Modeling Tumor Phenotypic Heterogeneity with Multi-Strategy Evolutionary Games

Cancer represents a dynamic and evolving ecosystem driven by complex interactions among genetically and phenotypically diverse cell populations. Within the tumor microenvironment, cells engage in both competitive and cooperative behaviors that determine their collective evolutionary fate. To capture these dynamics, we employ evolutionary game theory to investigate the coexistence and adaptation of four representative tumor phenotypes: proliferative (P), invasive (I), resistant (R), and cooperative (C). Using a four-strategy evolutionary game-theoretic framework, we show that explicitly including a cooperative phenotype qualitatively expands the range of polymorphic and noise-sustained coexistence regimes observed in the model, enabling coexistence regimes that cannot arise in reduced three-strategy models. Numerical simulations reveal that frequency-dependent selection promotes stable polymorphisms or oscillatory coexistence among phenotypes, explaining persistent intratumoral heterogeneity. Incorporating stochastic replicator equations further demonstrates that random fluctuations can sustain rare phenotypes, induce transient dominance shifts, and generate noise-driven evolutionary transitions. To explore environmental modulation, we extend the model to analyze tumor evolution under acidic microenvironmental conditions and under pH-buffered therapeutic interventions. Acidity enhances the fitness of invasive and resistant cells, driving the system toward aggressive, therapy-tolerant equilibria. In contrast, buffering restores cooperative and proliferative dominance, illustrating that ecological control of the tumor microenvironment can redirect evolutionary trajectories.

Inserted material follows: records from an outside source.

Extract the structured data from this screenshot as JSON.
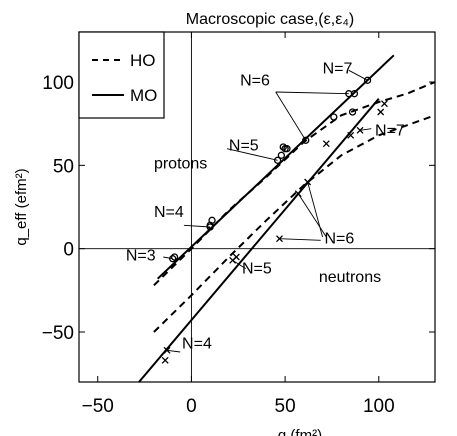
{
  "chart_data": {
    "type": "scatter",
    "title": "Macroscopic case,(ε,ε₄)",
    "xlabel": "q (fm²)",
    "ylabel": "q_eff (efm²)",
    "xlim": [
      -60,
      130
    ],
    "ylim": [
      -80,
      130
    ],
    "xticks": [
      -50,
      0,
      50,
      100
    ],
    "yticks": [
      -50,
      0,
      50,
      100
    ],
    "xtick_labels": [
      "−50",
      "0",
      "50",
      "100"
    ],
    "ytick_labels": [
      "−50",
      "0",
      "50",
      "100"
    ],
    "grid": false,
    "legend": {
      "position": "top-left",
      "entries": [
        {
          "label": "HO",
          "style": "dashed"
        },
        {
          "label": "MO",
          "style": "solid"
        }
      ]
    },
    "series": [
      {
        "group": "protons",
        "marker": "circle",
        "points": [
          [
            -9,
            -5
          ],
          [
            -10,
            -6
          ],
          [
            10,
            13
          ],
          [
            10,
            14
          ],
          [
            11,
            17
          ],
          [
            46,
            53
          ],
          [
            48,
            56
          ],
          [
            49,
            61
          ],
          [
            50,
            60
          ],
          [
            51,
            60
          ],
          [
            61,
            65
          ],
          [
            76,
            79
          ],
          [
            84,
            93
          ],
          [
            87,
            93
          ],
          [
            86,
            82
          ],
          [
            94,
            101
          ]
        ]
      },
      {
        "group": "neutrons",
        "marker": "cross",
        "points": [
          [
            -14,
            -67
          ],
          [
            -13,
            -61
          ],
          [
            22,
            -7
          ],
          [
            24,
            -5
          ],
          [
            47,
            6
          ],
          [
            57,
            33
          ],
          [
            62,
            40
          ],
          [
            72,
            63
          ],
          [
            85,
            68
          ],
          [
            90,
            71
          ],
          [
            101,
            82
          ],
          [
            103,
            87
          ]
        ]
      }
    ],
    "lines": [
      {
        "name": "MO",
        "group": "protons",
        "style": "solid",
        "points": [
          [
            -18,
            -18
          ],
          [
            108,
            116
          ]
        ]
      },
      {
        "name": "MO",
        "group": "neutrons",
        "style": "solid",
        "points": [
          [
            -28,
            -80
          ],
          [
            100,
            90
          ]
        ]
      },
      {
        "name": "HO",
        "group": "protons",
        "style": "dashed",
        "points": [
          [
            -20,
            -22
          ],
          [
            0,
            0
          ],
          [
            20,
            23
          ],
          [
            40,
            43
          ],
          [
            60,
            64
          ],
          [
            80,
            80
          ],
          [
            100,
            88
          ],
          [
            115,
            93
          ],
          [
            130,
            100
          ]
        ]
      },
      {
        "name": "HO",
        "group": "neutrons",
        "style": "dashed",
        "points": [
          [
            -20,
            -50
          ],
          [
            0,
            -28
          ],
          [
            20,
            -5
          ],
          [
            40,
            17
          ],
          [
            60,
            38
          ],
          [
            80,
            56
          ],
          [
            100,
            68
          ],
          [
            115,
            74
          ],
          [
            130,
            80
          ]
        ]
      }
    ],
    "annotations": [
      {
        "text": "protons",
        "x": -20,
        "y": 48
      },
      {
        "text": "neutrons",
        "x": 68,
        "y": -20
      },
      {
        "text": "N=3",
        "x": -35,
        "y": -7
      },
      {
        "text": "N=4",
        "x": -20,
        "y": 19
      },
      {
        "text": "N=5",
        "x": 20,
        "y": 59
      },
      {
        "text": "N=6",
        "x": 26,
        "y": 98
      },
      {
        "text": "N=7",
        "x": 70,
        "y": 105
      },
      {
        "text": "N=4",
        "x": -5,
        "y": -60
      },
      {
        "text": "N=5",
        "x": 27,
        "y": -15
      },
      {
        "text": "N=6",
        "x": 71,
        "y": 3
      },
      {
        "text": "N=7",
        "x": 98,
        "y": 68
      }
    ],
    "leaders": [
      {
        "from": [
          45,
          94
        ],
        "to": [
          61,
          65
        ]
      },
      {
        "from": [
          45,
          94
        ],
        "to": [
          84,
          93
        ]
      },
      {
        "from": [
          84,
          107
        ],
        "to": [
          94,
          101
        ]
      },
      {
        "from": [
          19,
          60
        ],
        "to": [
          46,
          53
        ]
      },
      {
        "from": [
          -4,
          14
        ],
        "to": [
          10,
          13
        ]
      },
      {
        "from": [
          -15,
          -5
        ],
        "to": [
          -10,
          -6
        ]
      },
      {
        "from": [
          72,
          7
        ],
        "to": [
          57,
          33
        ]
      },
      {
        "from": [
          70,
          7
        ],
        "to": [
          62,
          40
        ]
      },
      {
        "from": [
          69,
          5
        ],
        "to": [
          47,
          6
        ]
      },
      {
        "from": [
          96,
          72
        ],
        "to": [
          90,
          71
        ]
      },
      {
        "from": [
          29,
          -12
        ],
        "to": [
          22,
          -7
        ]
      },
      {
        "from": [
          -6,
          -62
        ],
        "to": [
          -13,
          -61
        ]
      }
    ]
  }
}
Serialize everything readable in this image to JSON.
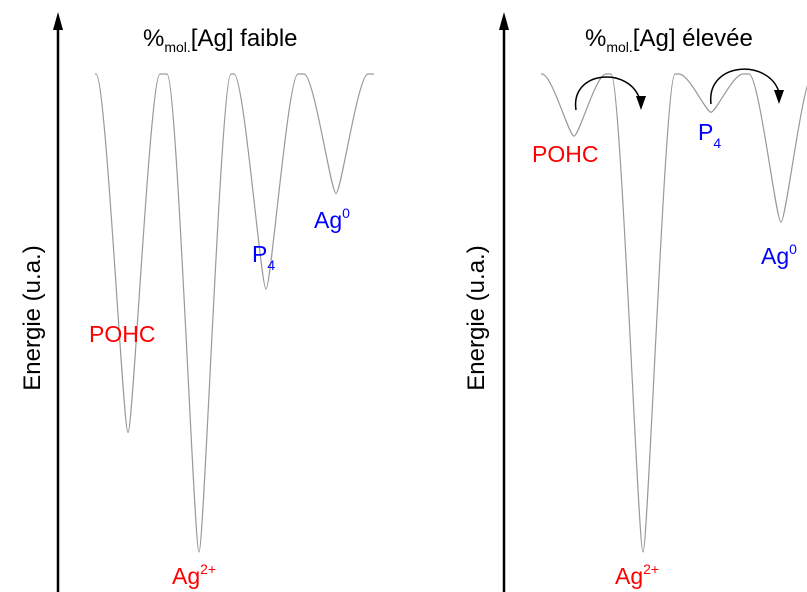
{
  "panels": [
    {
      "id": "left",
      "title": {
        "prefix": "%",
        "sub": "mol.",
        "rest": "[Ag] faible"
      },
      "y_axis_label": "Energie (u.a.)",
      "wells": [
        {
          "name": "POHC",
          "base": "POHC",
          "sup": "",
          "sub": "",
          "color": "#ff0000",
          "depth": 0.75
        },
        {
          "name": "Ag2+",
          "base": "Ag",
          "sup": "2+",
          "sub": "",
          "color": "#ff0000",
          "depth": 1.0
        },
        {
          "name": "P4",
          "base": "P",
          "sup": "",
          "sub": "4",
          "color": "#0000ff",
          "depth": 0.45
        },
        {
          "name": "Ag0",
          "base": "Ag",
          "sup": "0",
          "sub": "",
          "color": "#0000ff",
          "depth": 0.25
        }
      ]
    },
    {
      "id": "right",
      "title": {
        "prefix": "%",
        "sub": "mol.",
        "rest": "[Ag] élevée"
      },
      "y_axis_label": "Energie (u.a.)",
      "wells": [
        {
          "name": "POHC",
          "base": "POHC",
          "sup": "",
          "sub": "",
          "color": "#ff0000",
          "depth": 0.13
        },
        {
          "name": "Ag2+",
          "base": "Ag",
          "sup": "2+",
          "sub": "",
          "color": "#ff0000",
          "depth": 1.0
        },
        {
          "name": "P4",
          "base": "P",
          "sup": "",
          "sub": "4",
          "color": "#0000ff",
          "depth": 0.08
        },
        {
          "name": "Ag0",
          "base": "Ag",
          "sup": "0",
          "sub": "",
          "color": "#0000ff",
          "depth": 0.31
        }
      ],
      "transfers": [
        {
          "from": "POHC",
          "to": "Ag2+"
        },
        {
          "from": "P4",
          "to": "Ag0"
        }
      ]
    }
  ],
  "colors": {
    "curve": "#999999",
    "axis": "#000000"
  }
}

Collectively, this work unifies deterministic and stochastic evolutionary game theory approaches to show how tumor heterogeneity arises from eco-evolutionary feedbacks, stochastic fluctuations, and environmental pressures. The results suggest that evolution-informed, microenvironment-modulating interventions may influence selective pressures in ways that favor less aggressive evolutionary outcomes, providing a conceptual basis for adaptive therapeutic strategies.